Не глядел я туда с самого лета, боялся. А тут… нет, не дай бог никому никогда увидеть такое! Не открыть тебе было уж рта. Лишь немножко. И увидел: только сбоку была еще узкая щелочка. Как в стене, бугристой, изъеденной. Еще день, два, и задушит. На глазах. Если же туда, в щелочку, попадет этот ватный комочек… "Ну, что?.. Нет?.." — "Не вижу…" — "Как же быть? Лерочка, тебе не мешает? Нет?.." И оставили мы тебя. Чтоб не мучить. А потом, на кухне:

— Если не сделаем, то… — Морфий? — взглянула Тамара. — Нет. Цикуту. Сократ… корень…

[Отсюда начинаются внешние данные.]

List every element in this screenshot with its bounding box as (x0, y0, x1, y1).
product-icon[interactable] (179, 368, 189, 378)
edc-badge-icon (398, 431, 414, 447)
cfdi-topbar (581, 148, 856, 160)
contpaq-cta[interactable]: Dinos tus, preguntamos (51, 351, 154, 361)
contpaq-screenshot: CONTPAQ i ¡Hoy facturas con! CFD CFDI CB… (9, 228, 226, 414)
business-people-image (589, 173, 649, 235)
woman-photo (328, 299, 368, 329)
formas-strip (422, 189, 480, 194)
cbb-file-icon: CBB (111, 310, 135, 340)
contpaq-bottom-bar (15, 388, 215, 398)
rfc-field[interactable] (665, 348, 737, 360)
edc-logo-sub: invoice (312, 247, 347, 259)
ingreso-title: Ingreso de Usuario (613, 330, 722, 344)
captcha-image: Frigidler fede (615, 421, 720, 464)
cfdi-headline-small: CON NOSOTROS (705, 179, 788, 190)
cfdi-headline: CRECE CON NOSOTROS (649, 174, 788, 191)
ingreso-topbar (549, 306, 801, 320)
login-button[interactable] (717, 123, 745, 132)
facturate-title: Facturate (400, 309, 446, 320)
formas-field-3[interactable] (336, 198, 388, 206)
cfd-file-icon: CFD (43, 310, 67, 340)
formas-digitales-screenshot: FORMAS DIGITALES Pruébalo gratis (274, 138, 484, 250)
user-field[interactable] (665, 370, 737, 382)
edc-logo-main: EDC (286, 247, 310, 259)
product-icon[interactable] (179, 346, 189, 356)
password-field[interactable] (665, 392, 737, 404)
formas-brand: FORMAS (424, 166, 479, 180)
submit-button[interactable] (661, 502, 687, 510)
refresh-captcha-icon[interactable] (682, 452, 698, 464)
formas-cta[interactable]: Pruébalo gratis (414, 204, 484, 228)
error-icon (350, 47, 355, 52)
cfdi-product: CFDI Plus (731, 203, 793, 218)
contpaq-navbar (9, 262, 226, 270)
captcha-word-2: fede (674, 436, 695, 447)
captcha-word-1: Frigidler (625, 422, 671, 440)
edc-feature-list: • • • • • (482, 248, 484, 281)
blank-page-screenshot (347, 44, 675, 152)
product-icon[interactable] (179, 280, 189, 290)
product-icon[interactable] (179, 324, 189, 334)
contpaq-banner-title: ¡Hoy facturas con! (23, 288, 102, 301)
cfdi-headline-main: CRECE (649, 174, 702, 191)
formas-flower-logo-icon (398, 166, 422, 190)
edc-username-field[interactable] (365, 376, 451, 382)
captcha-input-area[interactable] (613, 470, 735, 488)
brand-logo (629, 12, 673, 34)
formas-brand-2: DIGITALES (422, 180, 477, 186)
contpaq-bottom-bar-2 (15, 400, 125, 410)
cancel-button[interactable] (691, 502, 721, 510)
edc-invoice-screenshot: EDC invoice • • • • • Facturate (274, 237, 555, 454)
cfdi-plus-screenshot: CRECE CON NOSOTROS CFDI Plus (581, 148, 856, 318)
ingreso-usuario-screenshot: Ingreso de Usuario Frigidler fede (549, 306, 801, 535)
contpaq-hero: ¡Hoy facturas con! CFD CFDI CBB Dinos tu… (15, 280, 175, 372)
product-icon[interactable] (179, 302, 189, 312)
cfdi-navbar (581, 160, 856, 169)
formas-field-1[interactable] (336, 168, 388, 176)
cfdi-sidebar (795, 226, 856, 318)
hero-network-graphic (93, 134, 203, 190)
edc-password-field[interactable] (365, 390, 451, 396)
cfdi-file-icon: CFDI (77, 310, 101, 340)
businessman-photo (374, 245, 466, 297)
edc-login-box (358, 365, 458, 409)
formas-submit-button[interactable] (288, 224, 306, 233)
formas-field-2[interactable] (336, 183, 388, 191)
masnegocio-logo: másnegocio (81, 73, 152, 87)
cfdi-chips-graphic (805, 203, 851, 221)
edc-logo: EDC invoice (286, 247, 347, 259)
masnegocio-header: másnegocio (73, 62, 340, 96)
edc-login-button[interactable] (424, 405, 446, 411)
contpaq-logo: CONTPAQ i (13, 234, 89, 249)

Лишь позднее прочел у Платона, что совсем не корень давали они, но отвар из листьев, стеблей. И отнюдь не мучительная, но охлаждающая (начиная от ног) приходила она.

— В Разливе есть. Там, где жили. Мы с Гуленькой все ее вырывали. Чтобы дети… — опустила глаза.

Знаю. И на островке.

Дождик только… — взглянула в окно. Он с утра сеялся. — Что ты наденешь, сапог нет.

Ботинки. А как дать?

Натрем… на терке. И — сок.

Я попробую на себе.

Ты совсем спятил! Ну, попробуешь, и что?

Не знаю… немножко… А если?..

— Если — тогда вообще нечего. Сколько детей травится…только погрызут.